5. E) P(−z₀ ≤ z ≤ 0) = 0.3125: This means that the area between -z₀ and 0 under the standard normal curve is 0.3125. By using a z-table or calculator, we can find that z₀ is approximately 0.4603.
6. F) P(−3 < z < z₀) = 0.9877: This means that the area between -3 and z₀ under the standard normal curve is 0.9877. By using a z-table or calculator, we can find that z₀ is approximately 2.7478.

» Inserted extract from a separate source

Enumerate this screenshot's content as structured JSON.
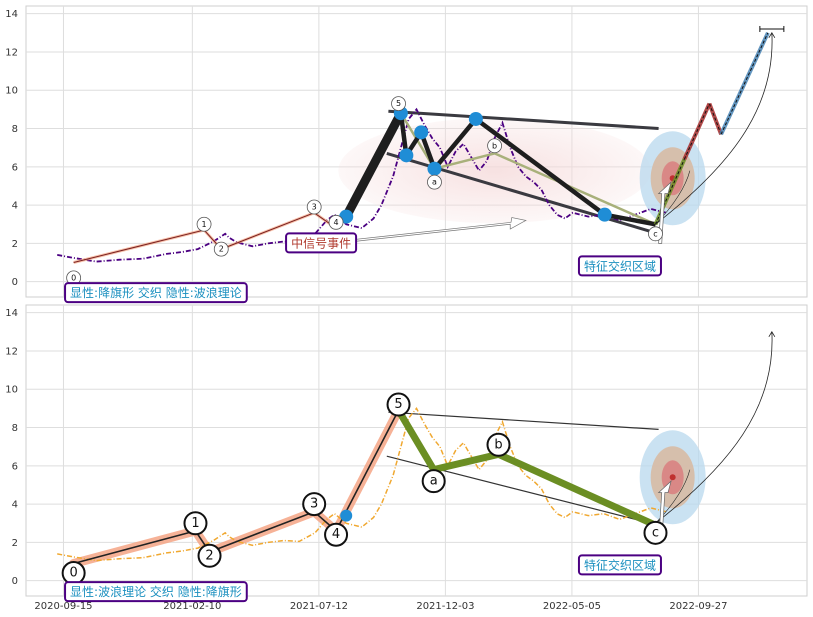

7. G) P(z > z₀) = 0.5: This means that the area to the right of z₀ under the standard normal curve is 0.5. By using a z-table or calculator, we can find that z₀ is approximately 0.
8. H) P(z ≤ z₀) = 0.0097: This means that the area to the left of z₀ under the standard normal curve is 0.0097. By using a z-table or calculator, we can find that z₀ is approximately -2.3816.